ABB eröffnet Innovationszentrum im Innviertel

ABB hat am Hauptsitz der Tochtergesellschaft B&R in Oberösterreich einen neuen Bildungscampus eröffnet. Es gibt Innovationen im Bereich der Automatisierung. Der Markt hat großes Wachstumspotenzial.

ABB hat am Montag einen neuen Campus für Innovation und Bildung im oberösterreichischen Eggelsberg eröffnet. Rund 100 Millionen Euro investierte ABB in die B&R-Zentrale – ABB kaufte das Industrieautomatisierungsunternehmen 2017 für knapp 2 Milliarden Euro. ABB-Präsident Björn Rosengren beschrieb den Campus als eines der größten Forschungs- und Entwicklungszentren des Konzerns.

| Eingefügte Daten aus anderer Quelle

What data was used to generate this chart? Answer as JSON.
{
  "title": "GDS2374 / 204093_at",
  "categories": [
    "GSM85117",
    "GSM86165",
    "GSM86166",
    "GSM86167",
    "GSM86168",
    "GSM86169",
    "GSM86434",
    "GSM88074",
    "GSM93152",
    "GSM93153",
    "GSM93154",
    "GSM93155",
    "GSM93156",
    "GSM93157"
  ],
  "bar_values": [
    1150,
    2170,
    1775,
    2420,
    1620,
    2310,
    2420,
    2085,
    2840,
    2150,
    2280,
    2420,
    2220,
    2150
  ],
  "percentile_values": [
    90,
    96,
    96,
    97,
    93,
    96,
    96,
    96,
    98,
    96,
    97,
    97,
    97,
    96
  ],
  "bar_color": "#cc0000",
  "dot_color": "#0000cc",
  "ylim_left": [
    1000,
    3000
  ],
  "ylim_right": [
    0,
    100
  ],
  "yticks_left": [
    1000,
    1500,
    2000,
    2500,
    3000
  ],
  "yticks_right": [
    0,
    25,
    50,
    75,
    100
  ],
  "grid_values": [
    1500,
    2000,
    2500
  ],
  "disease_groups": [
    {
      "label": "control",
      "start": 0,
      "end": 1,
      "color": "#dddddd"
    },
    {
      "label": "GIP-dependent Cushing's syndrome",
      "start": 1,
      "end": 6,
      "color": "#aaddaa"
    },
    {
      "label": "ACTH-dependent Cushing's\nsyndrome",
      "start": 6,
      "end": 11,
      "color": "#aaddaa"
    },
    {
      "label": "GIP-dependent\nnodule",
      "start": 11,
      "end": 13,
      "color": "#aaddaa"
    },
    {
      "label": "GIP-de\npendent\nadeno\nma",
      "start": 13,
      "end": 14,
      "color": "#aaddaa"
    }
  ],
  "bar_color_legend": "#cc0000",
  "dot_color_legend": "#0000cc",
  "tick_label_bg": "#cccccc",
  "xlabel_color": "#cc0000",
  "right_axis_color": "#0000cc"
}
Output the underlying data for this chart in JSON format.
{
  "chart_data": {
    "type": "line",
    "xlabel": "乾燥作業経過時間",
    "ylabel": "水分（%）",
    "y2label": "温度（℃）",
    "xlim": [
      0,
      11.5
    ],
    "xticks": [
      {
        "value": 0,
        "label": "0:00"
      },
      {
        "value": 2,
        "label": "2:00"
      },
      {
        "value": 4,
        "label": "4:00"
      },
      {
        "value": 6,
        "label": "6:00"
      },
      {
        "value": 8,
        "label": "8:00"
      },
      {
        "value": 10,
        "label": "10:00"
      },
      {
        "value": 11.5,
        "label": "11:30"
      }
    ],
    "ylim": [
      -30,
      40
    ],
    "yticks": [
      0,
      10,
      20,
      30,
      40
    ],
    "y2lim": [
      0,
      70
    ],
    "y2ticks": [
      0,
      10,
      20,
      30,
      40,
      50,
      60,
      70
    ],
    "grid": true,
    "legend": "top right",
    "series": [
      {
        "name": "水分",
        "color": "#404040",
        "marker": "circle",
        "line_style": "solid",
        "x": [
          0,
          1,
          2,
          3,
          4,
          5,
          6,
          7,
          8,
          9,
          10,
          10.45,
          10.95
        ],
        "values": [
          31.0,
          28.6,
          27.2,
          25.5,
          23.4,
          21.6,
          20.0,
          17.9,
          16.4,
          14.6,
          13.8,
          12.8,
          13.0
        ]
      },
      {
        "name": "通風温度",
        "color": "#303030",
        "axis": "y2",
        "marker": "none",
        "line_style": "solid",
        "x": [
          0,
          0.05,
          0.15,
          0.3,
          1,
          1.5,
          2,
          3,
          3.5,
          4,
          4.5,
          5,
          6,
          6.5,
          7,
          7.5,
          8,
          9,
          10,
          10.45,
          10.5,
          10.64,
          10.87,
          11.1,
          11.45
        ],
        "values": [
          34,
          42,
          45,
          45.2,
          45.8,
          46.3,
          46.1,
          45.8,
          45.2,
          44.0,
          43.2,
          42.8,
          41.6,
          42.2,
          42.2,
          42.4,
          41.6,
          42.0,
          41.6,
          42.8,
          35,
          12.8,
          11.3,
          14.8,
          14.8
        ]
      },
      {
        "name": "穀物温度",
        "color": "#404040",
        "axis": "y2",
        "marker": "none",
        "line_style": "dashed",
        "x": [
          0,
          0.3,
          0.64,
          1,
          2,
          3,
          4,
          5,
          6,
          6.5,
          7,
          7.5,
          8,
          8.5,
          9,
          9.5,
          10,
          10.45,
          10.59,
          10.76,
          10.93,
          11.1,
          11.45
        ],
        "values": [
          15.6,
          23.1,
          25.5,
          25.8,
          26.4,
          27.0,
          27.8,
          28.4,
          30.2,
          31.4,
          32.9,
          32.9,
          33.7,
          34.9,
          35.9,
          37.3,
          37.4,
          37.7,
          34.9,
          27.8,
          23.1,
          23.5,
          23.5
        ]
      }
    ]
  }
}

In der erweiterten Lage laut ABB Bis zu 1.000 neue Arbeitsplätze werden geschaffen, Aus- und Weiterbildungsmöglichkeiten werden jährlich von bis zu 4.000 Menschen genutzt.

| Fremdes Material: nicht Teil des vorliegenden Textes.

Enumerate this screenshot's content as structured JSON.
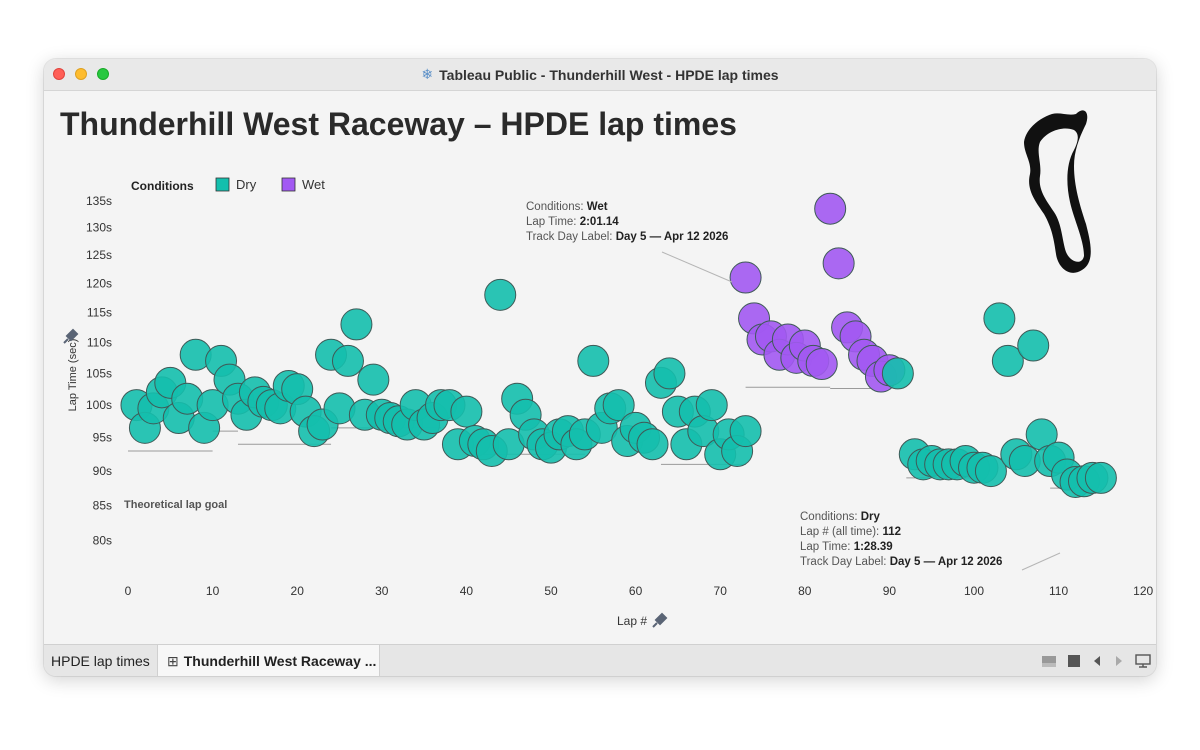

Der schwedisch-schweizerische börsenkotierte Konzern hat bei der Übernahme von B&R Sicherheiten für den Standort gestellt, ein Jahr später wurden Pläne für eine Investition in Eggelsberg eingereicht. Die Eröffnung des Projekts, die auch die Erweiterung der Produktionsfläche beinhaltete, sollte im Oktober stattfinden, doch der Termin wurde aufgrund der Epidemie verschoben.

Unternehmen wollen Automatisierung

Auf dem neuen Campus werden Innovationen rund um künstliche Intelligenz und Automatisierung von Maschinen und Fabriken entwickelt. Automatisierung sei ein heißes Thema, sagte Sami Attia, Leiter Robotik und Fabrikautomation bei ABB, bei der Eröffnung. Andererseits entlastet die Prozessautomatisierung Arbeitskräfte, was für Unternehmen in Zeiten des akuten Fachkräftemangels wichtig ist. Automatisierung ermöglicht es aber auch, Lieferketten widerstandsfähiger zu machen, etwa indem ausgelagerte Produktionsprozesse wieder zurückgeholt werden.

Laut einer Umfrage von ABB planen acht von zehn Unternehmen in Europa und den USA, den Automatisierungsgrad ihrer Produktion zu erhöhen. Sieben von zehn Unternehmen wollen die Produktion in die Nähe des lokalen Marktes oder in den lokalen Markt selbst verlagern. Ein ähnliches Bild zeigt sich bei österreichischen Unternehmen.

Die potenzielle Marktgröße für Maschinen- und Anlagenautomatisierung weltweit wird derzeit auf 20 Milliarden US-Dollar jährlich geschätzt und soll bis 2030 auf 31 Milliarden US-Dollar jährlich steigen.

Diverse neue Funktionen

Arbeitsminister Martin Kocher (ÖVP) betonte bei der Eröffnung, dass Automatisierung generell nicht zu weniger Arbeitsplätzen führe. Auf dem Werksgelände werden zwar Arbeitsplätze wegfallen, aber andernorts neue Arbeitsplätze geschaffen. Allerdings handelt es sich dabei um Jobs, die eine hohe fachliche Qualifikation erfordern.

Auch der Campus Eggelsberg muss dafür sorgen, dass es genügend Menschen mit entsprechender Qualifikation auf dem Arbeitsmarkt gibt.
Von den bis zu 1.000 zugesagten neuen Arbeitsplätzen am Standort wurden bereits 400 geschaffen, aktuell beschäftigt ABB in Eggelsberg rund 2.500 Mitarbeiter.